Adolfo, la leyenda

EL MUNDO 25/03/14
SANTIAGO GONZÁLEZ

El pueblo español tenía hambre de leyenda, lo que quizá explica tanto obituario adelantado al hecho biológico. Ahora, que ya tiene nombre de aeropuerto, como Bernabéu de estadio, Adolfo Suárez ha dejado la historia para ser leyenda. «Esto es el oeste, señor, y cuando los hechos se convierten en leyenda no es bueno imprimirlos», le decía el director del Shinbone Star al senador Stoddart en El hombre que mató a Liberty Valance.

Aquí hace ya mucho tiempo que los hechos son leyenda, pero ahora que la Transición está en manos de Évole, corremos el peligro de que el relato se nos deslice peligrosamente hacia el mockumentary, a ver si no para qué nos inventamos la memoria histórica.

Nunca tuvo un gobernante tantos y tan graves desafíos, y todos al mismo tiempo. Varias clases de terrorismos: milis, polimilis y autónomos, Grapo, extrema derecha y algunas incursiones del terrorismo internacional. Concitó el odio de los partidarios de la dictadura en general y militares golpistas en particular, que daban a conocer con periodicidad lo que en la época se llamaba estado de opinión de los cuarteles. También de los obispos –que jamás pudieron perdonarle la ley del divorcio–, nostálgicos del franquismo, banqueros relevantes y representantes de una derecha liberal que siempre le consideraron arribista y parvenu. Y estaban, en fin, más que nadie, y en primera fila, sus queridos compañeros de partido.

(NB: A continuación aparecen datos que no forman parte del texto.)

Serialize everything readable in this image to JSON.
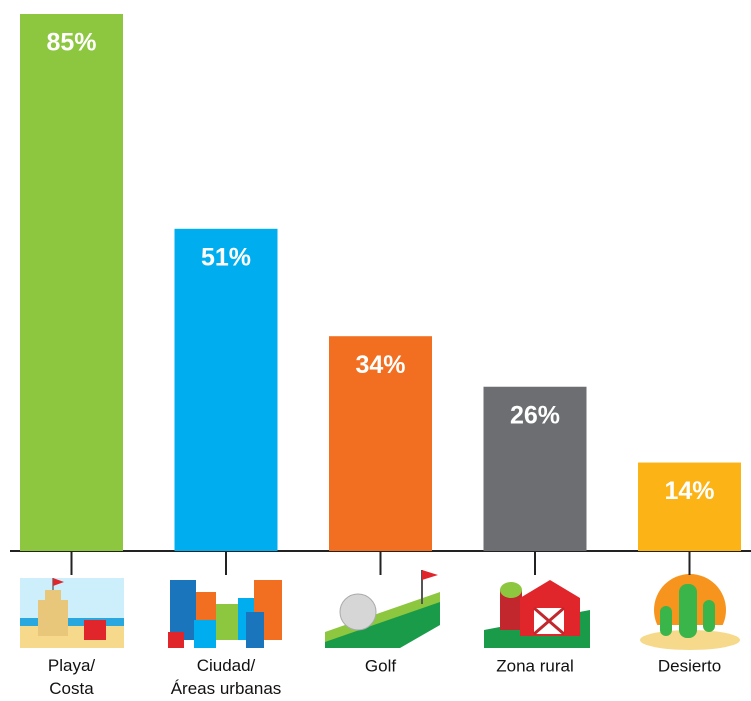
{
  "chart_data": {
    "type": "bar",
    "categories": [
      "Playa/\nCosta",
      "Ciudad/\nÁreas urbanas",
      "Golf",
      "Zona rural",
      "Desierto"
    ],
    "values": [
      85,
      51,
      34,
      26,
      14
    ],
    "value_labels": [
      "85%",
      "51%",
      "34%",
      "26%",
      "14%"
    ],
    "colors": [
      "#8dc63f",
      "#00aeef",
      "#f26f21",
      "#6d6e71",
      "#fbb316"
    ]
  }
}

Mas cree que con Adolfo Suárez ya habría llegado y por eso se plantó en la capilla ardiente a dar el pésame a los familiares y a compararse con el difunto. Ya se había medido con Gandhi, Moisés, Luther King; incluso con Mandela, que era negro. Debía de pensar que uno de Cebreros era mucho más asequible, incluso un acto de modestia por su parte.
Error. A él le cuadra mejor Moisés, el líder que extravió a su pueblo por el desierto durante 40 años. También Artur Mas está condenado a vagar y no llegar a la tierra prometida. Compárese con la eficacia y la rapidez con la que Adolfo Suárez dispuso los mimbres de la reforma y dio pasos importantes. En los seis meses de 1977 comprendidos entre abril y octubre, se produjeron: la legalización del PCE el 9 de abril, primeras elecciones el 15 de junio, la vuelta de Tarradellas 12 días después, la Ley de Amnistía el 15 de octubre y los Pactos de la Moncloa el 27 del mismo mes.

Todo el mundo barre para casa, hasta en los funerales. Los comunistas de hoy, que renuncian a la cuota que les corresponde en la consecución de la amnistía, consideran que Suárez aprobaría las marchas de Willy Toledo. Margallo considera que trataría el tema catalán como lo está haciendo Rajoy, mientras ERC no ha acudido a la capilla ardiente por ser un acto del Estado español.

Adolfo Suárez fue un líder pundonoroso y cumplidor, el último de los tres españoles que no se agacharon al oír los gritos del teniente coronel Tejero la tarde del 23-F: el teniente general Gutiérrez Mellado salió de su escaño para hacer frente a la tropa insubordinada, mientras Carrillo fumaba en su escaño, pensando que llegado el caso, tirarse al suelo no le salvaría la vida. Vimos a un teniente coronel tratando de doblegar inútilmente a un anciano enteco y salir a Suárez de su escaño para hacer frente al golpista.

Era un presidente de salida en la sesión de investidura de su sucesor, pero fue presidente hasta el final, tal como lo contó el ujier Antonio Chaves, testigo de gran parte de la conversación que tuvo lugar entre el presidente y el golpista, con éste apuntándole con la pistola. Suárez le ordenó: «¡Cuádrese!». Los reflejos de Tejero se aflojaron, se desconcertó y se fue. Tenía sentido de la responsabilidad, de la dignidad, y capacidad para llegar a acuerdos. Es más de lo que puede decirse hoy de la mayoría. Quizá sea sólo una leyenda.